The fundamental challenge of memory: memories can be **either** large **or** fast. We need a memory hierarchy.

- Latches and Flip-Flops (aka Registers)
  - Very fast, parallel access.
  - Very expensive (one bit costs 10+ transistors.)
  - Size: a few KB
  - Access time: within a cycle (<1ns)
- Static RAM (SRAM)
  - Relatively fast, only one data word at a time.
  - Expensive (one bit costs 6+ transistors.)
  - **Size:** 10-100 KB
  - Access time: 2-5 to 10s cycles (1-3/10s ns)
- Dynamic RAM (DRAM)
  - Slower, one data word at a time, reading destroys content (refresh), needs special process for manufacturing.
  - Cheap (one bit costs only **one** transistor plus one capacitor.)
  - **Size:** 1-10s GB
  - Access time: 500-1000s cycles (>100ns)
- Disk (flash memory, hard disk)
  - Much slower, access takes a long time, non-volatile.
  - Very cheap.
  - **Size:** 1-10 TB.
  - Access time: 10k-100k cycles (>10ms = 10000000 ns)

We build a hierarchy of memory to compromise between fast and large memory!

- Data that is currently used goes into the registers.
- Commonly accessed data goes into SRAM
- Data that is used sometimes goes into DRAM
- Data that is rarely used goes into Disk.
- A given piece of data can be moved between the layers of the hierarchy if its usage changes.

# Why Hierarchy would Work?

### • Temporal Locality

- Items accessed recently are likely to be accessed again soon.
- Examples: instructions in a loop, induction variables

### • Spatial Locality

- Items *near* those accessed recently are likely to be accessed soon.
- Examples: sequential instruction access, array data.

## Cache

The cache stores temporary data close to the CPU.

- If the requested data exists in the cache, we call it a **cache hit**.
- If the requested data does not exist in the cache, it is a cache miss.
  - When cache miss, we need to bring the data from the main memory and put it in the cache.

## Memory Delay

Recall the pipeline:



In reality, depending on where the data is, the MEM stage may take 1-1000 cycles! (Stalling!)
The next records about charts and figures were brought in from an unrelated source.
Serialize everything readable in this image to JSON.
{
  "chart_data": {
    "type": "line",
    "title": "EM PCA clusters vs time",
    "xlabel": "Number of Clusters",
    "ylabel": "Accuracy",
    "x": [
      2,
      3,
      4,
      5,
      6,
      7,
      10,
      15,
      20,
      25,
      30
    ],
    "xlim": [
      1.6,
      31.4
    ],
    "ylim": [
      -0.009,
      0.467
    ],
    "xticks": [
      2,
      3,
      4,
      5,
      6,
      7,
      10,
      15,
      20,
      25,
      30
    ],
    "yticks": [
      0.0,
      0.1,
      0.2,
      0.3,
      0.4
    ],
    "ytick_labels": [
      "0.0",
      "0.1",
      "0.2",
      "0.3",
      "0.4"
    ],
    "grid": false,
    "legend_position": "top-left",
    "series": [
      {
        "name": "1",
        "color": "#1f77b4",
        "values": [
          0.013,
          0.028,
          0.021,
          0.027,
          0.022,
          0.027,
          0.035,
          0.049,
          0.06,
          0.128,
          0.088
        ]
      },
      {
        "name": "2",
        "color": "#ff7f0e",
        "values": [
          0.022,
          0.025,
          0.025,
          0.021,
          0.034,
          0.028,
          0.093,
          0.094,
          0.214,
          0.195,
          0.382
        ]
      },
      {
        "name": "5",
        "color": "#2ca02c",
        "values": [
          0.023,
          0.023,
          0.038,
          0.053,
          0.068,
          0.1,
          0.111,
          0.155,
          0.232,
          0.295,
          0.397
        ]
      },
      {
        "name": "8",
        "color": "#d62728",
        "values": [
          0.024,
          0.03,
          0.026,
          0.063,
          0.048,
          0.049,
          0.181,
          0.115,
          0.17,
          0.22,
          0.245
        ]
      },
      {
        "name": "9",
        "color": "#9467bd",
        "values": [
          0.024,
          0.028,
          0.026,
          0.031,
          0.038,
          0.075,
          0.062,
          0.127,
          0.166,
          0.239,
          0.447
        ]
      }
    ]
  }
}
- If in L1 cache? 1 cycle.
- Else if in L2? 20 cycles. (STALL!)
- Else if in L3? 100 cycles. (STALL!)
- Else...

This is the reason why memory is so important.

# Cache Design

The goal: minimizing the access to the main memory! (i.e., minimizing stalls!)

• Average time to access the memory:

$$AAT = HitTime + MissRate \times MissPenalty$$

- HitTime: Time it takes to access the (L1) cache.
- MissRate: The average frequency of misses (in L1).
- MissPenalty: The time required to access the main memory.

**Problem:** we have limited space in cache!

Solution: Cache management!

# Where to store/find data?

- We have the address (32 bit)
- We need:
  - 1. Whether this address exists in the cache.
  - 2. The value/content
- Assuming a 32-bit PC, each unique value of PC is one line in memory = 4 billion lines of memory! This is not practical because it would be slow.
- The cache is only a tiny fraction of memory space! Therefore, one cache row is assigned to **many** memory lines.